Caddy spoons are especially charming items of antique silverware, often found in novelty forms and styles.
Andrew Campbell hand picks all of our silver teaware, and does so on merit having been retailing antique silverware since 1977.
All of the silver caddy spoons at AC Silver come with free and insured worldwide shipping and a 14 day return policy.
Tea was introduced to Britain in the early Restoration period. It was shipped in wooden containers, packed around a variety of porcelain vessels. It wasn’t long before silversmiths imitated this shape in their crafting of tea caddies.
Around the 1760s, fashion trends caused tea caddies to change, rather than imitating the containers tea was shipped in, they became box-shaped, with flat or slightly domed lids. The newer versions also sometimes had vase-shaped vessels with a detachable cover that was too large for measuring tea. This necessitated the need for a separate spoon form measuring out the tea.
Early caddy spoons generally had shell-shaped bowls.

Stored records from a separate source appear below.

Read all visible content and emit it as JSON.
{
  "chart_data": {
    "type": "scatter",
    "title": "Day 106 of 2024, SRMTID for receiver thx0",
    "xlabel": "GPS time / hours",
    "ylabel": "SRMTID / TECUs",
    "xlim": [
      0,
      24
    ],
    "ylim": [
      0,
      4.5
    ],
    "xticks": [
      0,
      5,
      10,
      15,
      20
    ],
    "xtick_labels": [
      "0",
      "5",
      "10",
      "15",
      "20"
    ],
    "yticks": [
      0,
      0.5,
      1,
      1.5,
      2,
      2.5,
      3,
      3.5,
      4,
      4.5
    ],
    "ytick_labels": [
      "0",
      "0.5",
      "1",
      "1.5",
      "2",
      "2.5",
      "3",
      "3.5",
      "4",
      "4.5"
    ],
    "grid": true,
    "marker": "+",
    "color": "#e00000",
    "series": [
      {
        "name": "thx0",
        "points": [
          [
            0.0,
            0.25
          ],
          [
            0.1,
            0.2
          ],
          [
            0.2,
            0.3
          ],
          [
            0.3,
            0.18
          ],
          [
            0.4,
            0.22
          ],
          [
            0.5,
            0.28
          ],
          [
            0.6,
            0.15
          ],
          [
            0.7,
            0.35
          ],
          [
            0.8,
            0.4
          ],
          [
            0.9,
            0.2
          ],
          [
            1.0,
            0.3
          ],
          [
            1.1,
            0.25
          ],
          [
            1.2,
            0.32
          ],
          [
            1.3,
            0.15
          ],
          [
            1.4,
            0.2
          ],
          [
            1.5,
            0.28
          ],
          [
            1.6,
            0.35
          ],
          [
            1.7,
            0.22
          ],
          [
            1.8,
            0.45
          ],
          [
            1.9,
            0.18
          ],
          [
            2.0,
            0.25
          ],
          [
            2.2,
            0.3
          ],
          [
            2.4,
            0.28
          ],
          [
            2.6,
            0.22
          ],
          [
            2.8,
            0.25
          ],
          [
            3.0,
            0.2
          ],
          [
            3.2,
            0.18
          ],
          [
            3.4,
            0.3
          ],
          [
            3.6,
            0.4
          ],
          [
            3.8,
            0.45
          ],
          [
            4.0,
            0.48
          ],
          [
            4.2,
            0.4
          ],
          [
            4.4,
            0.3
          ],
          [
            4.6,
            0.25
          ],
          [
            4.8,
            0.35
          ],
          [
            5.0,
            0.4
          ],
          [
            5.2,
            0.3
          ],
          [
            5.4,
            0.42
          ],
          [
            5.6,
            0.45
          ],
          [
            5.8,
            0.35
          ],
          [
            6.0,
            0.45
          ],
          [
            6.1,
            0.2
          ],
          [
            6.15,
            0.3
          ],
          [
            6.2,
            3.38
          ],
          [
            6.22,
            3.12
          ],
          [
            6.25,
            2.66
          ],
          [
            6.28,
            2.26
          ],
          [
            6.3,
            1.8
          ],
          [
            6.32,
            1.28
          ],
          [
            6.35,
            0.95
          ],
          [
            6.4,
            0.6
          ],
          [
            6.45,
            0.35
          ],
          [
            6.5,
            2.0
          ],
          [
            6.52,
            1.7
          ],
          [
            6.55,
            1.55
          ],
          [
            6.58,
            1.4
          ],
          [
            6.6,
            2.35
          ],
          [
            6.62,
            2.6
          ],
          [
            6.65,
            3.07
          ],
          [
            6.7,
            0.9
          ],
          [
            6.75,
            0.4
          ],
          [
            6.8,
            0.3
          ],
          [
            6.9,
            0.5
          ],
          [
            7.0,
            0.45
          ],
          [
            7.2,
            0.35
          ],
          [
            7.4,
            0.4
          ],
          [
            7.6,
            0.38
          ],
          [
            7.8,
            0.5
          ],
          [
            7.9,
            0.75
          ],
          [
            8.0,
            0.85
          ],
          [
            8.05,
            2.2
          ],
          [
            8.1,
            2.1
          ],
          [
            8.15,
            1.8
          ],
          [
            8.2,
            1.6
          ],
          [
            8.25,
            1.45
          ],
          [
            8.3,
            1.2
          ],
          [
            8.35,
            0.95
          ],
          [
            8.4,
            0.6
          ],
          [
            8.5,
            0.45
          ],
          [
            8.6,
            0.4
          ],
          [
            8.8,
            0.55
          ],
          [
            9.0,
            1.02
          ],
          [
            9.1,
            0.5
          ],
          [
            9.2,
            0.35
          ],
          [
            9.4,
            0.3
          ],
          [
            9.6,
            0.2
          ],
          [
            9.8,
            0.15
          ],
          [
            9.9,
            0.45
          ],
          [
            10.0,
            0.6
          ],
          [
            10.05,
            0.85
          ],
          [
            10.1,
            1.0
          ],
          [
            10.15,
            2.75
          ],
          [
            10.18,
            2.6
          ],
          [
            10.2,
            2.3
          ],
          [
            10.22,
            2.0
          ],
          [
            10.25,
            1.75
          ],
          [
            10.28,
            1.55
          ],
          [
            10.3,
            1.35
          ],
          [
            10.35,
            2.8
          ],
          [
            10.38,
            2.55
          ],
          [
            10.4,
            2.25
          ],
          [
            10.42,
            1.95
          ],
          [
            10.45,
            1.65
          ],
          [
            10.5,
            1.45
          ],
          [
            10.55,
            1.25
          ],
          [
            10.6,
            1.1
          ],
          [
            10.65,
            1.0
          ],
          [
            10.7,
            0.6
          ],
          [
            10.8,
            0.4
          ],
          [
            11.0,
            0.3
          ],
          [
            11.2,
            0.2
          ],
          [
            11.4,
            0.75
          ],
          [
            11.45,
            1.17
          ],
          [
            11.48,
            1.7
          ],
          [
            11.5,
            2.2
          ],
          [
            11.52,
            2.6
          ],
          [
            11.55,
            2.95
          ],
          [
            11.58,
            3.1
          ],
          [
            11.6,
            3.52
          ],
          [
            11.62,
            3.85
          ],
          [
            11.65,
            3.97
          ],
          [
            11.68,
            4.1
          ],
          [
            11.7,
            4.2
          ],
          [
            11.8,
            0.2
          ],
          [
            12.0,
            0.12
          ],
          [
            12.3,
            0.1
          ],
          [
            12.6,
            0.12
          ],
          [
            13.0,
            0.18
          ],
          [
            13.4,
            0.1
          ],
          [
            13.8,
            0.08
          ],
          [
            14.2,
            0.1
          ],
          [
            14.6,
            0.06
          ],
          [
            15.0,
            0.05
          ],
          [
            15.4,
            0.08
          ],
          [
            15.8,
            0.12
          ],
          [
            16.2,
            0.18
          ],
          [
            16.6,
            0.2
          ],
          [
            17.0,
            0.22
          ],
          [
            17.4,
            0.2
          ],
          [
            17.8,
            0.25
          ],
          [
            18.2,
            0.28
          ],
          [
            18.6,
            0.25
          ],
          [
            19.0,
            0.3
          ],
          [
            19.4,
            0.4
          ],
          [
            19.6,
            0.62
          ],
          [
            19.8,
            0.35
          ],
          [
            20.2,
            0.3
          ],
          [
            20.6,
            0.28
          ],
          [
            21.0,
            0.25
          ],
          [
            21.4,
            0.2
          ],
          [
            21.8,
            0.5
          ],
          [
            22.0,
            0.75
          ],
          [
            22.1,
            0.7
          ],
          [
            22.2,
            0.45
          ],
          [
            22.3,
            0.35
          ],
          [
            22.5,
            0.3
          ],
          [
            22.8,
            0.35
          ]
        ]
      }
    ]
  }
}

It is widely believed that this stems from tea merchants using sea shells to allow customers to sample the tea by smell and taste before making a purchase. They were even called ‘Caddy Shells’ until the 1840s. A lot of these spoons had deeply-curved terminals so that the spoon could be hooked over the rim or handle of the tea caddy itself while not in use. Typically, they also had deeply-moulded bowls in order to measure a decent amount of tea.
Examples from before the mid-19th century were generally made of thin sheet silver, and these examples are not typically in good condition today, as they have a tendency to crack due to their somewhat rudimentary materials. The higher quality caddy spoons were cast in silver first and then hand-chased, giving them a more significant weight. Some examples of these silver spoons were made from one piece of silver, eliminating potential weaknesses from the bowl being soldered to the handle. Silver was the preferred material when it came to caddy spoons, as tea was a luxury, and using silver utensils would enhance the taste and flavours, where other materials may be detrimental to the experience.